Oh, and I have a question..

when I I.V. subs, I dont get any rush, and it takes just as long for it to hit me as it does when I snort it (maybe a few minutes less). Is this true with all buprenorphine? I've heard that the bupe has a higher affinity than the naloxone, so I'm guessing it would be the same with subutex or buprenex?
 
Oh, and I have a question..

when I I.V. subs, I dont get any rush, and it takes just as long for it to hit me as it does when I snort it (maybe a few minutes less). Is this true with all buprenorphine? I've heard that the bupe has a higher affinity than the naloxone, so I'm guessing it would be the same with subutex or buprenex?
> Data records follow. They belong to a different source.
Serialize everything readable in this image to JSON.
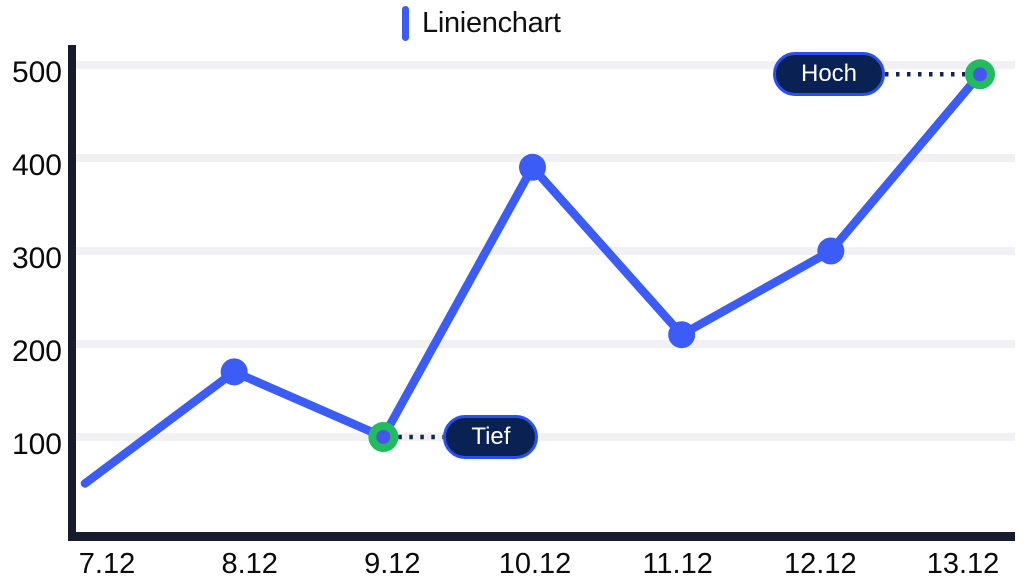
{
  "title": "Linienchart",
  "chart_data": {
    "type": "line",
    "title": "Linienchart",
    "categories": [
      "7.12",
      "8.12",
      "9.12",
      "10.12",
      "11.12",
      "12.12",
      "13.12"
    ],
    "values": [
      50,
      170,
      100,
      390,
      210,
      300,
      490
    ],
    "xlabel": "",
    "ylabel": "",
    "ylim": [
      0,
      520
    ],
    "yticks": [
      100,
      200,
      300,
      400,
      500
    ],
    "grid": "horizontal-light",
    "legend": "none",
    "annotations": [
      {
        "label": "Tief",
        "category": "9.12",
        "value": 100,
        "side": "right"
      },
      {
        "label": "Hoch",
        "category": "13.12",
        "value": 490,
        "side": "left"
      }
    ]
  },
  "colors": {
    "accent": "#3b5cf6",
    "marker_fill": "#3b5cf6",
    "highlight_ring": "#22bc5e",
    "highlight_core": "#4656ea",
    "pill_background": "#0a2154",
    "pill_border": "#2b50f0",
    "pill_text": "#ffffff",
    "axis": "#161c2e",
    "gridline": "#f1f1f3",
    "label_text": "#0a0a0a",
    "connector": "#13254e",
    "background": "#ffffff"
  }
}
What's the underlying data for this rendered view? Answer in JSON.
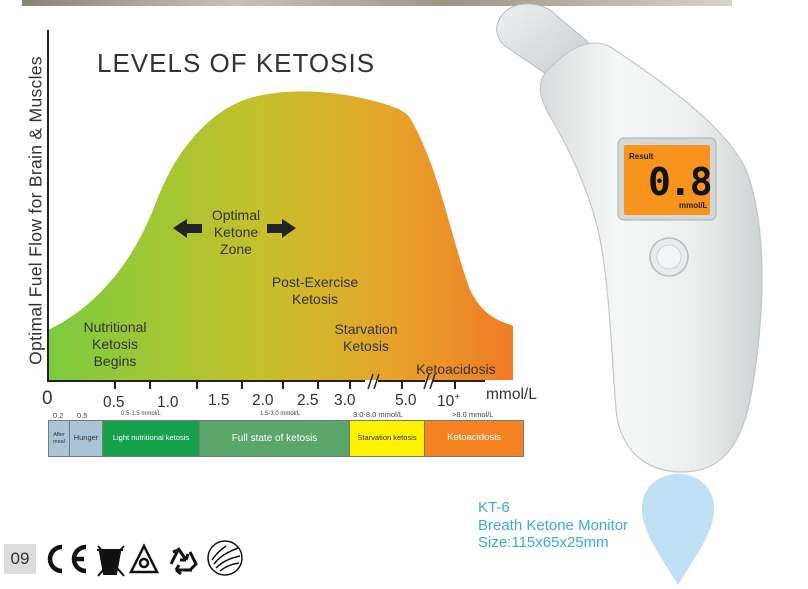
{
  "title": "LEVELS OF KETOSIS",
  "y_axis_label": "Optimal Fuel Flow for Brain & Muscles",
  "x_axis_unit": "mmol/L",
  "x_ticks": [
    "0",
    "0.5",
    "1.0",
    "1.5",
    "2.0",
    "2.5",
    "3.0",
    "5.0",
    "10",
    "+"
  ],
  "zone_labels": {
    "nutritional": [
      "Nutritional",
      "Ketosis",
      "Begins"
    ],
    "optimal": [
      "Optimal",
      "Ketone",
      "Zone"
    ],
    "post_exercise": [
      "Post-Exercise",
      "Ketosis"
    ],
    "starvation": [
      "Starvation",
      "Ketosis"
    ],
    "ketoacidosis": "Ketoacidosis"
  },
  "range_labels": [
    "0.2",
    "0.5",
    "0.5-1.5 mmol/L",
    "1.5-3.0 mmol/L",
    "3.0-8.0 mmol/L",
    ">8.0 mmol/L"
  ],
  "bar_segments": [
    {
      "label": "After meal",
      "color": "#a9c4d6",
      "text_color": "#333333"
    },
    {
      "label": "Hunger",
      "color": "#a9c4d6",
      "text_color": "#333333"
    },
    {
      "label": "Light nutritional ketosis",
      "color": "#15a04a",
      "text_color": "#ffffff"
    },
    {
      "label": "Full state of ketosis",
      "color": "#5aa66a",
      "text_color": "#ffffff"
    },
    {
      "label": "Starvation ketosis",
      "color": "#fff200",
      "text_color": "#333333"
    },
    {
      "label": "Ketoacidosis",
      "color": "#f58220",
      "text_color": "#ffffff"
    }
  ],
  "device": {
    "screen_label": "Result",
    "reading": "0.8",
    "unit": "mmol/L",
    "screen_color": "#f7941d"
  },
  "product": {
    "model": "KT-6",
    "name": "Breath Ketone Monitor",
    "size": "Size:115x65x25mm"
  },
  "page_number": "09",
  "certifications": [
    "ce-mark-icon",
    "weee-bin-icon",
    "hazard-triangle-icon",
    "recycle-icon",
    "fda-eagle-icon"
  ],
  "colors": {
    "curve_start": "#7ccc3e",
    "curve_mid": "#c9c02a",
    "curve_end": "#f07a26",
    "accent_blue": "#3aa8e0"
  }
}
It always takes buprenorphine a few minutes to kick in. I have used Subutex and Suboxone at similar doses, and it always took a few minutes to kick in. I get a rush with it too.
 
really? Damn, I wonder what I'm doing wrong, I find that there's no more of a rush then I get from sniffing it, maybe I'll wait a day or two and see if it's different.
 
really? Damn, I wonder what I'm doing wrong, I find that there's no more of a rush then I get from sniffing it, maybe I'll wait a day or two and see if it's different.

I hear a lot of people don't get the rush, I think it's related to tolerance, sensitivity, dose, and how long it's been since you've used full agonists.

I only started getting a rush from IV doses when I was tapering down and hadn't used heroin in many months.

Other people report never getting a rush.